There is *no* harm at all to just issuing a 2021b that has 2021a + Somoan fix right now (no other changes). That is the simple option for now. Then people have the opportunity to hash out the situation without disruption.

Mark


On Wed, Sep 22, 2021 at 11:44 AM Tom Lane via tz <tz@iana.org> wrote:
Paul Eggert via tz <tz@iana.org> writes:
> In light of the previous discussions and the fact that we need a new
> release very soon, I propose the following:

> * We release 2021b pretty much as-is (with the usual release
> administrivia such as updating NEWS).

> * We also generate a separate 2021a1 version, which is like 2021a except
> with the Samoa change that is prompting 2021b. This version recognizes
> the concerns about the number of changes to pre-1970 timestamps in
> 2021b.
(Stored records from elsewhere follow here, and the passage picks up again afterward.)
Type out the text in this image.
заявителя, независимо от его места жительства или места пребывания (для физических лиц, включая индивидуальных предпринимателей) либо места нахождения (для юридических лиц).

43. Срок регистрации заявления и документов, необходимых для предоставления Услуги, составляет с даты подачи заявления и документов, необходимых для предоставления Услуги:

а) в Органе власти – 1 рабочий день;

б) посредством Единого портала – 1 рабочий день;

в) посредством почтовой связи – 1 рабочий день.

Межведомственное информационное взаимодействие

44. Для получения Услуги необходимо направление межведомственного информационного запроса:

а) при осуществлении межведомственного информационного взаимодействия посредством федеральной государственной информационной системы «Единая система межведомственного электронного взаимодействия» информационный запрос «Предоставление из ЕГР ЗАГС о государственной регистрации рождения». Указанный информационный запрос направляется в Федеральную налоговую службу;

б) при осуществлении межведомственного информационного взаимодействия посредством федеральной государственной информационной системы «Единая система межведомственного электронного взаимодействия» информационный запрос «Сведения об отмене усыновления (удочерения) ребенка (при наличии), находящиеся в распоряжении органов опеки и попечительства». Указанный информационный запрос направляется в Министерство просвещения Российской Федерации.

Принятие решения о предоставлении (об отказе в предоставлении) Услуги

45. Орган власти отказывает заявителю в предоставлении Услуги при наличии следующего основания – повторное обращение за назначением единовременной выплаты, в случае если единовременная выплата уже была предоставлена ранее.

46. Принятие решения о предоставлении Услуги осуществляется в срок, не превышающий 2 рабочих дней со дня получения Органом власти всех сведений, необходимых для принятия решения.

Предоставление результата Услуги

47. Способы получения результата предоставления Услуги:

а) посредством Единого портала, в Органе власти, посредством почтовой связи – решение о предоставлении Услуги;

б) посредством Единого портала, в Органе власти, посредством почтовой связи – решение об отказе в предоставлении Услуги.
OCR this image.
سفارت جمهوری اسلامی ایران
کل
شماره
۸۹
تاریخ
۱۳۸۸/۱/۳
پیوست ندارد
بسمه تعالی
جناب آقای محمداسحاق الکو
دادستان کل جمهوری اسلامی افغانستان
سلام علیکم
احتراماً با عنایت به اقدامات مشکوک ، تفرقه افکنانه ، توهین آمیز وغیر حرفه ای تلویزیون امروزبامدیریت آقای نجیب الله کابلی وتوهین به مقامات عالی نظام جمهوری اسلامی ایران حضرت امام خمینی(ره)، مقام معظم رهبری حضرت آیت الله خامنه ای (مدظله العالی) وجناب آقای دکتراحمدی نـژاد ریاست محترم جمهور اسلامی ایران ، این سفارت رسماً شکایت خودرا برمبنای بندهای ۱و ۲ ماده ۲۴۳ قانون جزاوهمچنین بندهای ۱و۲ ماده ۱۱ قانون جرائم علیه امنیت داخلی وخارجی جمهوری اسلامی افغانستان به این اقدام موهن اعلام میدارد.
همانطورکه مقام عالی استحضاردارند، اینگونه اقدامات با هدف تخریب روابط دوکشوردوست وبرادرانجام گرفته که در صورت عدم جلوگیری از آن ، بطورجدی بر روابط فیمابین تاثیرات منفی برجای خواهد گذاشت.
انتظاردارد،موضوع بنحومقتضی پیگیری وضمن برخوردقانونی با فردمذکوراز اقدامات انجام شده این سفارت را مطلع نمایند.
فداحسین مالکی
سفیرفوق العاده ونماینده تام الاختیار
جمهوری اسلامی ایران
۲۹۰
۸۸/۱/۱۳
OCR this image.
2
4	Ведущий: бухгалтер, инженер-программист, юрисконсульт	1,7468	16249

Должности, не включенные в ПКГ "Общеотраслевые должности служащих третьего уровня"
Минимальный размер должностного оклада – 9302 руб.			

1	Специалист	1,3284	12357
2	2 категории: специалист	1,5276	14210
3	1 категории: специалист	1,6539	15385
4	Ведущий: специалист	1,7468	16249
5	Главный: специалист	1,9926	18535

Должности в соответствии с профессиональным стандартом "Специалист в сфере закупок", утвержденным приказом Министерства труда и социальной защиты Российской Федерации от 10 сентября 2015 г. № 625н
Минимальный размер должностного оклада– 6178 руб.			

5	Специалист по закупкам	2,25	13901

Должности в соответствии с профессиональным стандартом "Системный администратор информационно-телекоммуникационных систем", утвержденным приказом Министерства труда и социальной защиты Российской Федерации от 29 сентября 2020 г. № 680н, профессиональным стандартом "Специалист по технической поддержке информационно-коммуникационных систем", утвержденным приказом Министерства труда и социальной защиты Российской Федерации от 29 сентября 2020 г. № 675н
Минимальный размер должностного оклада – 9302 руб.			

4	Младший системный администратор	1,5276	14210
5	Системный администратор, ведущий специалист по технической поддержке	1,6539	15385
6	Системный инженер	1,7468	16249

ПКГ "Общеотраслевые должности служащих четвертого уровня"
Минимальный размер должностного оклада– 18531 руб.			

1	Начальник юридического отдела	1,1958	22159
I'll do this by publishing a patch to 2021a, along with a patched
> tarball, on my website at UCLA.

"2021a1" is what a number of people would likely have done unofficially,
so making it at least partially official would be better than no action
at all.  However, it still seems to me that this course of action is
prejudging the eventual outcome.  tzdb distributors who have not been
paying close attention will almost certainly ship 2021b, and then we
will have exactly the data instability that some of us hoped to avoid,
and basically no way to correct that without creating even more
instability.

In short: this is better than shipping 2021b only, but not by much,
because it utterly fails to account for the concerns I have.